The easiest way to obtain weather information on-line is through the commercial services. On CompuServe, you simply click on the little weather icon (if you're using one of their handy graphic interfaces--otherwise, you just write "go weather") and up pops the current forecast for the area you choose.

Choose Los Angeles, for example, and you get separate forecasts from the National Weather Service for the Downtown/beach areas and the San Fernando/San Gabriel valleys.

The day this column appears, according to that forecast, it's supposed to be mostly clear with light winds and highs ranging from the mid 70s at the beaches to the 80s in the valleys.

CompuServe also provides a "Climatological Report," showing current weather conditions and bits of historical information, including the record highs and lows for the day.

For cities outside the United States, CompuServe gives you access to forecasts made by the commercial Accu-Weather service (it's supposed to be partly sunny today in Tokyo with a high of 84).

But that's just the beginning of CompuServe's justifiably heralded weather features. You can also get printouts of extended forecasts, weather alerts, precipitation probability charts, marine forecasts for boaters and (for an extra fee) aviation forecasts.

Finally, you can view numerous weather maps and satellite pictures that are updated regularly. From a satellite in geostationary orbit that allows a constant view of the southwestern United States, came pictures earlier this week clearly showing the clouds that brought us welcome rain showers.

Weather information is also available on America On Line, but it's neither as detailed nor as easy to find or view. Maps and satellite pictures must be downloaded to your computer before you can view them.

AOL does have a lively weather discussion area for the truly climatologically obsessed. Recent messages included a debate about what area of the United States has the worst weather (Mt. Washington, N.H., got a lot of votes) and the best (many nominated San Diego). There were also numerous weather jokes including the old standby about the forecast for South America ("Chile today and hot tamale") and several of the it-was-so-cold variety ("It was so cold in D.C. that the politicians had their hands in their own pockets!"). Let's move on.

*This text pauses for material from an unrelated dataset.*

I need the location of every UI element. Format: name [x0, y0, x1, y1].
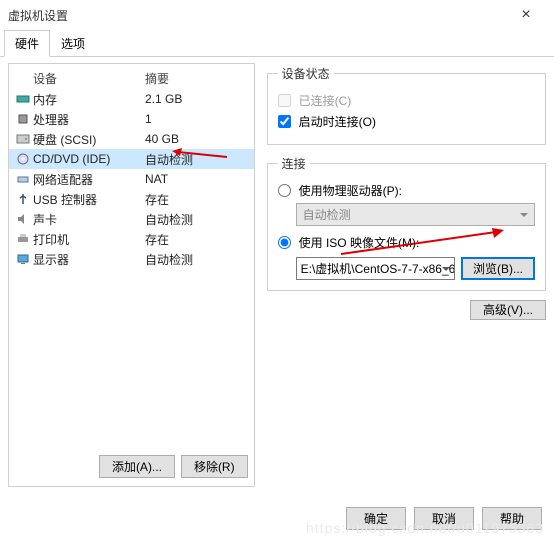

You have to work a bit to get weather info on the Internet, but if you are fascinated by the topic, it is certainly the place to be. The best known spot is the "Weather Machine" area maintained by the University of Illinois and founded with grants from the National Science Foundation and other agencies.

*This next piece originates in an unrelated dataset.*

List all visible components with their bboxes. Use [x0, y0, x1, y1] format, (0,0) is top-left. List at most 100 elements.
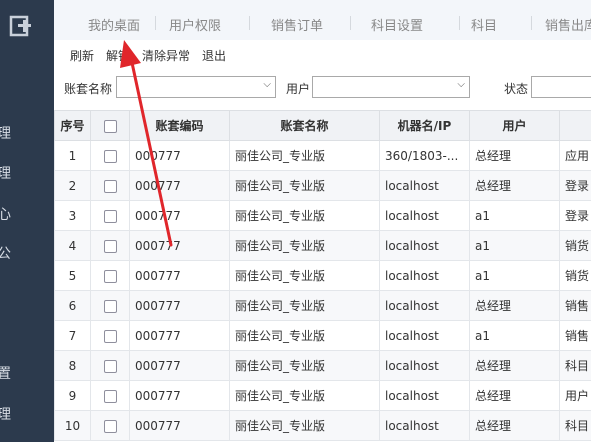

Once at that Internet site, I was able to get detailed National Weather Service forecasts for the Los Angeles area, plus a climatological summary that included accumulated precipitation for the season as compared to past seasons (especially important data for us in Southern California). There were also extended forecasts, a visibility report, wind advisories and marine summaries.

The "Weather Machine" also offers an ample variety of weather maps, satellite pictures, radar images and surface pictures. In its archives are pictures of hurricanes and other major events.

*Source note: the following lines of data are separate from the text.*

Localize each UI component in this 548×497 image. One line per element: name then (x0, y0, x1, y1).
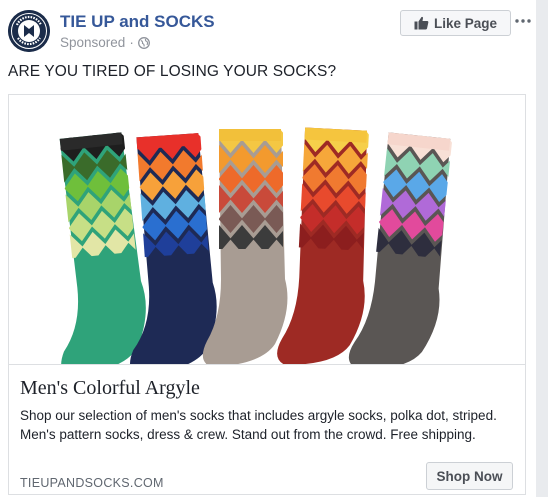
globe-icon[interactable] (137, 36, 150, 49)
page-name-link[interactable]: TIE UP and SOCKS (60, 12, 215, 32)
thumbs-up-icon (414, 16, 429, 30)
link-description: Shop our selection of men's socks that i… (20, 408, 497, 442)
post-message: ARE YOU TIRED OF LOSING YOUR SOCKS? (8, 63, 337, 80)
argyle-diamond (451, 176, 453, 205)
link-domain: TIEUPANDSOCKS.COM (20, 476, 164, 490)
argyle-diamond (59, 175, 66, 204)
attachment-divider (9, 364, 525, 365)
sock-cuff (219, 129, 281, 141)
link-attachment[interactable]: Men's Colorful Argyle Shop our selection… (8, 94, 526, 495)
meta-separator: · (129, 35, 134, 50)
argyle-diamond (59, 215, 70, 244)
link-title[interactable]: Men's Colorful Argyle (20, 377, 200, 400)
argyle-diamond (459, 196, 486, 226)
post-header: TIE UP and SOCKS Sponsored · Like Page (8, 8, 532, 56)
more-options-icon (515, 19, 531, 23)
argyle-diamond (298, 127, 306, 151)
argyle-diamond (447, 216, 453, 245)
sponsored-label[interactable]: Sponsored (60, 35, 125, 50)
tie-up-and-socks-logo-icon (8, 10, 50, 52)
page-avatar[interactable] (8, 10, 50, 52)
like-page-label: Like Page (433, 15, 498, 31)
sponsored-post: TIE UP and SOCKS Sponsored · Like Page A… (0, 0, 536, 497)
argyle-diamond (59, 136, 62, 164)
like-page-button[interactable]: Like Page (400, 10, 511, 36)
argyle-diamond (455, 236, 482, 266)
page-background-edge (536, 0, 548, 497)
product-image[interactable] (9, 95, 525, 364)
more-options-button[interactable] (513, 10, 533, 32)
shop-now-button[interactable]: Shop Now (426, 462, 513, 490)
argyle-diamond (454, 136, 481, 166)
argyle-diamond (464, 157, 491, 187)
sponsored-meta: Sponsored · (60, 35, 150, 50)
socks-illustration (59, 127, 491, 364)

With the appropriate on-line search tools, you can then travel from Illinois to weather information sites around the world on the Internet, including European sites where you can download spectacular images from the Meteosat satellite that are processed by the Department of Meteorology at the University of Edinburgh.

You can spend so many hours exploring the weather of the world that you might even temporarily forget about "Doom." You need never leave the house again.